Bu akıllı telefonların daha pratik olması gerekmez mi?
Telefonun yeni güncellemesini yapmakla uğraştığı kıymetli on iki dakikanın sonunda omuzlarını yenilgiyle indirerek "Baş ağrısı gibisin!" diye söylendi kendi kendine.
"Kimmiş bakalım o baş ağrısı?" Hakan'ın sesiyle yerinden sıçrayan Belma tek elini göğsüne koyarak arkasını döndü.
"Gelirken ses versen bari." Sesi azarlar gibi çıkmıştı. Hakan gülerek iki elini havaya kaldırdı.
"Korkutmak gibi bir amacım yoktu." Hakan yanına otururken omzunu silkti Belma.
"Korkmadım zaten."
Delikanlı tek kaşını kaldırarak baktı genç kıza. "Peki madem. Beklettiğim için özür dilerim."
Belma tek elini havada sallayarak "Problem değil." dedi. "Ben şu meretle uğraştım zaten." Elindeki telefonu gösterdi. Hakan kaşlarını çattı.

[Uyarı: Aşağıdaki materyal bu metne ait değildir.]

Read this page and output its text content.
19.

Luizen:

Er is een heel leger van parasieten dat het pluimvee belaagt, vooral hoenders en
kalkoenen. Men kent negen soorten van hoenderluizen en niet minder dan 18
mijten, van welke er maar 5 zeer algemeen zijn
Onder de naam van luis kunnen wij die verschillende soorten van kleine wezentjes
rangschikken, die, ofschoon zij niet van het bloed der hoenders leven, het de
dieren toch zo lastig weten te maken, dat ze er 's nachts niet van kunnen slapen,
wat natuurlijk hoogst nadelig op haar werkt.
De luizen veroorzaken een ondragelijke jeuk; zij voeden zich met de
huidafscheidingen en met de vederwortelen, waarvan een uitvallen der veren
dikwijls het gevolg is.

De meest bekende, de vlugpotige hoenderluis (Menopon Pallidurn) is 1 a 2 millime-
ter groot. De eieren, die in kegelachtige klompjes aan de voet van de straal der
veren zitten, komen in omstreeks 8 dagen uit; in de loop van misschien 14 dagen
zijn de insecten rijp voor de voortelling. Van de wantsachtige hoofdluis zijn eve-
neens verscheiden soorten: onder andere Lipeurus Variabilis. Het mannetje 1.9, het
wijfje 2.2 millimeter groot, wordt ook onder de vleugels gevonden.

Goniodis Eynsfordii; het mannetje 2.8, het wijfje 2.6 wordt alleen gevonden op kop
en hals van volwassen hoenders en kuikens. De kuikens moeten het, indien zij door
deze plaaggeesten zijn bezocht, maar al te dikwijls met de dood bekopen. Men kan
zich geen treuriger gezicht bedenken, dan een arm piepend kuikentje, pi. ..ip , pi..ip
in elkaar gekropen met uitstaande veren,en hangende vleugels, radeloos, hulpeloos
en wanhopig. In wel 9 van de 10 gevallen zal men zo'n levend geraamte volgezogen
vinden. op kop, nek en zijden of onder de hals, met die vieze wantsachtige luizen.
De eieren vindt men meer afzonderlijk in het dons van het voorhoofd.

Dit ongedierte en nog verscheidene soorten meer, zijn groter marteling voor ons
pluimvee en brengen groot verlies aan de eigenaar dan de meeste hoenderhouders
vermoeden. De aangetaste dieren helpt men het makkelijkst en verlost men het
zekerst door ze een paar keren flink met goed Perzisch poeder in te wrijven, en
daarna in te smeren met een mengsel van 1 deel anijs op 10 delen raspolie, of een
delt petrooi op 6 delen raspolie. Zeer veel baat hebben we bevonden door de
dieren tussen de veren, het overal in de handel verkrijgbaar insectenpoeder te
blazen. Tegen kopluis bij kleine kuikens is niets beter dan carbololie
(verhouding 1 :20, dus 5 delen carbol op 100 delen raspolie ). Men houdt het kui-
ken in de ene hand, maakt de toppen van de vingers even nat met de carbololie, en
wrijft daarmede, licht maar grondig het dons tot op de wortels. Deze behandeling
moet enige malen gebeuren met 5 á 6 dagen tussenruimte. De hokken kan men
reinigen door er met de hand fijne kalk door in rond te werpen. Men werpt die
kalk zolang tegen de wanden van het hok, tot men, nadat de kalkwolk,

"Nesi var?" Belma sıkıntıyla nefesini verdi.
"Güncellenmesi gerekiyor. Gerçekten bu kadar çok bakım isteyen bir cihaz olduğunu bilseydim kesinlikle almazdım." Hakan genç kızın bu tavrına gülümsedi.
"Bir güncelleme ne kadar zor olabilir ki Belma?"
"Teknolojiden anlamadığımı yüzüme vurmak zorunda mısın?" diye sordu Belma çantasını omzuna asıp banktan kalkarken. Bir yandan da gülümsüyordu. Onun arkasından Hakan da ayaklandı.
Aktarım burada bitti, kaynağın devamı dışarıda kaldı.